Dia juga mengkritik pengumuman baru-baru ini oleh otoritas Israel tentang rencana untuk membangun lebih banyak unit pemukiman baru di Tepi Barat. Shtayyeh lantas meminta AS dan negara-negara Eropa untuk membantu mempertahankan solusi dua negara dengan menekan Israel untuk menghentikan rencananya. 

"Israel mengobarkan tiga perang melawan kami: Perang melawan geografi, melalui perampasan tanah; perang melawan penduduk, yang diwakili di lingkungan Sheikh Jarrah; dan perangnya terhadap uang Palestina, melalui pemotongan dari pendapatan Palestina," katanya.

Shtayyeh menuduh Israel secara ilegal menyita antara 220 juta (70,6 juta dolar) dan 250 juta shekel per bulan tanpa audit keuangan independen. "Kami berdarah, secara finansial," tambahnya.

 

 

Otoritas Palestina, ungkapnya,  menghadapi defisit keuangan sebagai akibat dari tindakan Israel. Selain itu, Palestina juga mengalami penurunan pendanaan internasional dan Arab dalam dua tahun terakhir, dan penurunan ekonomi lokal akibat pandemi Covid-19. Sementara itu, kebutuhan pengeluaran tetap sama meskipun kekurangan keuangan.

"Kami menjalankan kewajiban kami, mendukung Jalur Gaza dan membantu Yerusalem, serta di berbagai daerah di mana orang-orang Palestina berada," kata Shtayyeh. 

Beberapa laporan pers telah menyarankan bahwa pemerintah Palestina mungkin mengurangi gaji pekerja sektor publik dalam upaya untuk mengatasi krisis keuangan.

"Kami berharap tahun depan akan lebih baik. Ada janji Arab untuk melanjutkan dukungan dari Arab Saudi, Kuwait dan Qatar, serta Aljazair," lanjutnya.
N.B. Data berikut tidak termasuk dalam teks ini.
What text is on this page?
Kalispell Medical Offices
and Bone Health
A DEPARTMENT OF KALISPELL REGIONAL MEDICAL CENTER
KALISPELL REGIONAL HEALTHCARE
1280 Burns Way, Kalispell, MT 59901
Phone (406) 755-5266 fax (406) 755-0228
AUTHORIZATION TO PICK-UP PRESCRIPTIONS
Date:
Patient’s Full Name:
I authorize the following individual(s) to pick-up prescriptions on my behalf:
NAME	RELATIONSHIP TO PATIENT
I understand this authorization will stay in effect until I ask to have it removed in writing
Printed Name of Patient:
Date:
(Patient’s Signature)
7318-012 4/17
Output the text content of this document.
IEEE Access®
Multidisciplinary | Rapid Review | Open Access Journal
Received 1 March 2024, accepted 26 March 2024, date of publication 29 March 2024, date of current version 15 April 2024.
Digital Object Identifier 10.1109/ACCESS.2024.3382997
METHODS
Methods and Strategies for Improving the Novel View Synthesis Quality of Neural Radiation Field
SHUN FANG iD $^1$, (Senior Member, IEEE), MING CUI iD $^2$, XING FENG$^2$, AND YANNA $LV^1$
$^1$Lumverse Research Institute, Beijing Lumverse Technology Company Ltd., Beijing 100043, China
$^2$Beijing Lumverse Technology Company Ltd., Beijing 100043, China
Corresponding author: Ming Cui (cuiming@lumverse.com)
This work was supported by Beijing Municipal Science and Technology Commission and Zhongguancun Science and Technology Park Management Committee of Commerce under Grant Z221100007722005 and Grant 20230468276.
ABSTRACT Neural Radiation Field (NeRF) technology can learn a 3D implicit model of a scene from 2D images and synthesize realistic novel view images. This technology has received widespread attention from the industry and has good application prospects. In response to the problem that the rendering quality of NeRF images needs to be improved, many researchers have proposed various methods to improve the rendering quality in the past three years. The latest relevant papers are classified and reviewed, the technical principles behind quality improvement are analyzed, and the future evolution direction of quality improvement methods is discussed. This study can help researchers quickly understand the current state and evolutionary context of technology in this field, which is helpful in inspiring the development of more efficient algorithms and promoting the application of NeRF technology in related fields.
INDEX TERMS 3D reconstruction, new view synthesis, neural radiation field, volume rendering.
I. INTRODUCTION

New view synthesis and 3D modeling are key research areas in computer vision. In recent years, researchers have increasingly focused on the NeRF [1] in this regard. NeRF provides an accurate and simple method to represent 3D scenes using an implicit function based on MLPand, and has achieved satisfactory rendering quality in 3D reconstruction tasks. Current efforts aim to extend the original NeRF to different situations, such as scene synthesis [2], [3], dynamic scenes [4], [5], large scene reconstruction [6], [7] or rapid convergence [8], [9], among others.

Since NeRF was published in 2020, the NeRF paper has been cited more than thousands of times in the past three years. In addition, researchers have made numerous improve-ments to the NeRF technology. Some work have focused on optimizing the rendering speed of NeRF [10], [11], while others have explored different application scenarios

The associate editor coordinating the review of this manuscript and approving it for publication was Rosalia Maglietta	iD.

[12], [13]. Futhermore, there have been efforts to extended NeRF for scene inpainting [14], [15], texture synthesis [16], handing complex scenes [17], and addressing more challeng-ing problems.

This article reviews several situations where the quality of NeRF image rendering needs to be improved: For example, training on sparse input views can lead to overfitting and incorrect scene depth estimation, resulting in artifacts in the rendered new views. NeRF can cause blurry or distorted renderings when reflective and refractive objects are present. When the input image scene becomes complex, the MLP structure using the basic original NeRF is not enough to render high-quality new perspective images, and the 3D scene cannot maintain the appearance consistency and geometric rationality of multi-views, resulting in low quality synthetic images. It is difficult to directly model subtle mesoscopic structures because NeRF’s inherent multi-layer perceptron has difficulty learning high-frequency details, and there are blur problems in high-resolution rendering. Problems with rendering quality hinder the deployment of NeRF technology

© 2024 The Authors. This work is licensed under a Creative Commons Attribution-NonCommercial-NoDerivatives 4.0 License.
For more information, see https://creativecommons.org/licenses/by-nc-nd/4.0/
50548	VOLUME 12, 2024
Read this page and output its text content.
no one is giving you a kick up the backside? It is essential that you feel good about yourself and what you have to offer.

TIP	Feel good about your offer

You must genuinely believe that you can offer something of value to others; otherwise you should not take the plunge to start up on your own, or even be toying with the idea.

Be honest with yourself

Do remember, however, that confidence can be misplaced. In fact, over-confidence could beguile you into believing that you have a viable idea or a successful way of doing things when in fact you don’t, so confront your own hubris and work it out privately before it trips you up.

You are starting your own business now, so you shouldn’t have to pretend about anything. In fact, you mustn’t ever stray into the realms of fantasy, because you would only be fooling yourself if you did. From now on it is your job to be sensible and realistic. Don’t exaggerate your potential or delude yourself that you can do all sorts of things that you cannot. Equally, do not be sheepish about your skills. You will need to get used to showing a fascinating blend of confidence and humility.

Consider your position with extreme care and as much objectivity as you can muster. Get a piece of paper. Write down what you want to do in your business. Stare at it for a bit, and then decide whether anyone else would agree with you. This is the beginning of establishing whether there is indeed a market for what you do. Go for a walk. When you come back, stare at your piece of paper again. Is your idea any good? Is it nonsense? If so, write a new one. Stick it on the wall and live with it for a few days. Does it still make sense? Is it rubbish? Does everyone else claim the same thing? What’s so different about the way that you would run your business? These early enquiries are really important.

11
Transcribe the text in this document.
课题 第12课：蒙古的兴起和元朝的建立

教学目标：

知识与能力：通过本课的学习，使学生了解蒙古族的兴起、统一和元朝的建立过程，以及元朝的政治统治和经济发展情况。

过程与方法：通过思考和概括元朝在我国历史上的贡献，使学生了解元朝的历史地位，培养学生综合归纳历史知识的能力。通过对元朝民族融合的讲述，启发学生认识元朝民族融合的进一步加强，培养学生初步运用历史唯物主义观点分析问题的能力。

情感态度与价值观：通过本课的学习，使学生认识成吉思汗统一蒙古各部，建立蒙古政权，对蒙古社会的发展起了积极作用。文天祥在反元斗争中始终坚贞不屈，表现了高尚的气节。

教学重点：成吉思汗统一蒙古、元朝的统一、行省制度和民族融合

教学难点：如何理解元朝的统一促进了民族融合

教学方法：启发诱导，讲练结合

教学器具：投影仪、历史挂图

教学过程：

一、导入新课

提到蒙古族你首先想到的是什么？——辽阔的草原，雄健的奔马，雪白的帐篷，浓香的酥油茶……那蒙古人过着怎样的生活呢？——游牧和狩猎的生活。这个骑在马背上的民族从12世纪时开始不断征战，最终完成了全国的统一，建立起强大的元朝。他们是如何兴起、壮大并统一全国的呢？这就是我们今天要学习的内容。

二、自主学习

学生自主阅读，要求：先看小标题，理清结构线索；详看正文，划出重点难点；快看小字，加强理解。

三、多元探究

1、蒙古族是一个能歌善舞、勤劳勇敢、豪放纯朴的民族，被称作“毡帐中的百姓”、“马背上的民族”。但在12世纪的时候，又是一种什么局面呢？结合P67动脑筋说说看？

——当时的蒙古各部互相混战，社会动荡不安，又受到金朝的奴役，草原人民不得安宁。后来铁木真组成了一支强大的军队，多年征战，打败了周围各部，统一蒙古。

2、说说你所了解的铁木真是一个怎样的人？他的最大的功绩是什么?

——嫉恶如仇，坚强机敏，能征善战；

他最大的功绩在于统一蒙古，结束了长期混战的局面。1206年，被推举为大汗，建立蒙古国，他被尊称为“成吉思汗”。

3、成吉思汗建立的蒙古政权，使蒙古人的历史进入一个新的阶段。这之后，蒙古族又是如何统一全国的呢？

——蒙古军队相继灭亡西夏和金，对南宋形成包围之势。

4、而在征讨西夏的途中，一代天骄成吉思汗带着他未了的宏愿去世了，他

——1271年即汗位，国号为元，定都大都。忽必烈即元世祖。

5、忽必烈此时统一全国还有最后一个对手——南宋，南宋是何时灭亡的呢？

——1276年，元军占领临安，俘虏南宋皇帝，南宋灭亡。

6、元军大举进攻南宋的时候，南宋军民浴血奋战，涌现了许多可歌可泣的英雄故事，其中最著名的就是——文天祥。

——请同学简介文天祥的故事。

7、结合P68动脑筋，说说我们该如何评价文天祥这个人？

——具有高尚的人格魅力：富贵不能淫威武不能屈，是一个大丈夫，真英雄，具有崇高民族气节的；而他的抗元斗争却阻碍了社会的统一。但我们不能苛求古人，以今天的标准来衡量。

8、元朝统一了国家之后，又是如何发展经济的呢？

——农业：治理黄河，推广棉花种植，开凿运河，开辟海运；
Mengenai kemungkinan dilanjutkannya proses politik untuk negosiasi antara Palestina dan Israel, dia mengatakan bahwa tidak ada kemajuan praktis di bidang ini. Menurutnya, ada kekosongan politik dan tidak ada inisiatif politik untuk mengisi kekosongan itu. Karena itu, kata dia, pemerintah AS harus memenuhi janjinya, termasuk dalam panggilan telepon antara Biden dan Presiden Mahmoud Abbas. 

Shtayyeh juga menuduh pemerintah Israel menolak untuk terlibat dalam upaya mencapai perdamaian, setelah komentar Perdana Menteri Naftali Bennett menolak kemungkinan negara Palestina. Ia lantas menjawab tentang penurunan tajam yang dilaporkan dalam popularitas Otoritas Palestina (PA) di antara orang-orang Palestina.

Ia mengatakan, kegagalan untuk mencapai hasil politik apapun di lapangan sebagai akibat dari kebijakan Israel tidak diragukan lagi membatasi popularitas PA.

"Kami tahu apa yang menggelitik sentimen masyarakat umum tetapi kami tidak mencari popularitas, kami memiliki visi politik nasional yang kami perjuangkan," tambahnya.